Les gens sont davantage invités à s’exprimer sur des petits sujets, comme celui du burkini, ils font monter les polémiques, attirent des lecteurs sur les réseaux sociaux qui pourront en même temps visionner des pages de publicités et, faire aussi le bonheur de politiciens sans envergure.

En attendant, la nature se meure, les gens souffrent de la pauvreté, parfois meurent de faim, ou de maladie, ou s’écroulent sous les bombes…

Réveillons-nous.

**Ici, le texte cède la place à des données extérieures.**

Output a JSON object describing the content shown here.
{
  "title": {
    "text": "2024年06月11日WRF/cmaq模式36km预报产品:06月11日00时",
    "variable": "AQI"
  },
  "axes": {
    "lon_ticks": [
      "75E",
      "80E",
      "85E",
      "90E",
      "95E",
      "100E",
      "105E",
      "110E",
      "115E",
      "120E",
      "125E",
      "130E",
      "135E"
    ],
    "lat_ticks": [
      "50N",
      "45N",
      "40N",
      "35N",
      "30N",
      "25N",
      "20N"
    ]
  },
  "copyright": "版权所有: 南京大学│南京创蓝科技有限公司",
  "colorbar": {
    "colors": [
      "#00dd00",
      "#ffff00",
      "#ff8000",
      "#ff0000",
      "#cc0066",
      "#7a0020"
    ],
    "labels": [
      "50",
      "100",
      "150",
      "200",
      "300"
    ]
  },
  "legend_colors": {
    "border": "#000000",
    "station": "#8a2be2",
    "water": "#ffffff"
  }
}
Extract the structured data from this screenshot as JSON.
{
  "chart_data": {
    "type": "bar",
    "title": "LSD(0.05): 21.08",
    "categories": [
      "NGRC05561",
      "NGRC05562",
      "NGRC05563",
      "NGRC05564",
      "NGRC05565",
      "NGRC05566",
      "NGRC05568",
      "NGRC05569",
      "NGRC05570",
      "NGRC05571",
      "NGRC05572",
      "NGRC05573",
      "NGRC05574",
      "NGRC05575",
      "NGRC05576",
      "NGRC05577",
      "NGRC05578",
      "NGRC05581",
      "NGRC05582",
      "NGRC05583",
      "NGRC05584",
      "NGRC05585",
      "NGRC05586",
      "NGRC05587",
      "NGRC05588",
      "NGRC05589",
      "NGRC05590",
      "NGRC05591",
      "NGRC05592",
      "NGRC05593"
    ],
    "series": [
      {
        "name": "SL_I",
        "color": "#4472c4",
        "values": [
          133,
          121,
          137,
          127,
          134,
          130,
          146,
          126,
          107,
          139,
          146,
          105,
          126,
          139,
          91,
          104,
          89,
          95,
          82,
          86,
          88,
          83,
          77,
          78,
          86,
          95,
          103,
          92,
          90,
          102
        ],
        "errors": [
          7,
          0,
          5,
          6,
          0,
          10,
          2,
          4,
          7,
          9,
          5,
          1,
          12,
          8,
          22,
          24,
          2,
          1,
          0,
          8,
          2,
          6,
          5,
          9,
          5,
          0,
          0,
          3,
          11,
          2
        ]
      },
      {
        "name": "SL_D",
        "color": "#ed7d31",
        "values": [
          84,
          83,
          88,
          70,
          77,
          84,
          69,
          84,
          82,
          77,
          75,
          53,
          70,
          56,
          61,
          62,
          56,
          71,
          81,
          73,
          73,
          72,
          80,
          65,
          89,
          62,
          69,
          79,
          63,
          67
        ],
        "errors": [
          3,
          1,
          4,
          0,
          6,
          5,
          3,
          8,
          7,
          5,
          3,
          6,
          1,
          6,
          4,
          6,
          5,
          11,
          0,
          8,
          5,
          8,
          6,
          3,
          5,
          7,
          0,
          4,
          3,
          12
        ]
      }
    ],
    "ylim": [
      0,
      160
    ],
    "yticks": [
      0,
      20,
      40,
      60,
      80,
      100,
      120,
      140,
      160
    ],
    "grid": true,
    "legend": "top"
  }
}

Nous pouvons changer la donne, renverser cette situation de façon pacifique, constructive, mais cela suppose un effort intellectuel, permettant une remise en cause de nos croyances autour de la réussite sociale, et du confort. Nous pouvons réussir socialement autrement et être heureux. Pour le reste nous connaissons les techniques, et nous avons l’intelligence et la créativité pour poursuivre nos efforts autour de l’innovation sociale et écologique.

Tant qu’il y aura de l’humanité en nous.

Essayons et mettons-nous en mouvement pour bâtir un autre monde, un autre modèle économique et social pour offrir un monde à nos enfants plus respirable et apaisé, où l’on peut bâtir de grands projets ensemble. Changer notre modèle ne signifie pas régresser mais entrer la modernité absolue.

L’Homme est un animal politique, et la seule chose qu’il ait retenu de ce passage de la Génèse c’est la domination. Si nous n’étions pas aveuglés par le pouvoir, alors sans doute en aurions-nous eu une toute autre lecture : la nature est précieuse, elle nous nourrit, et il faut en prendre soin.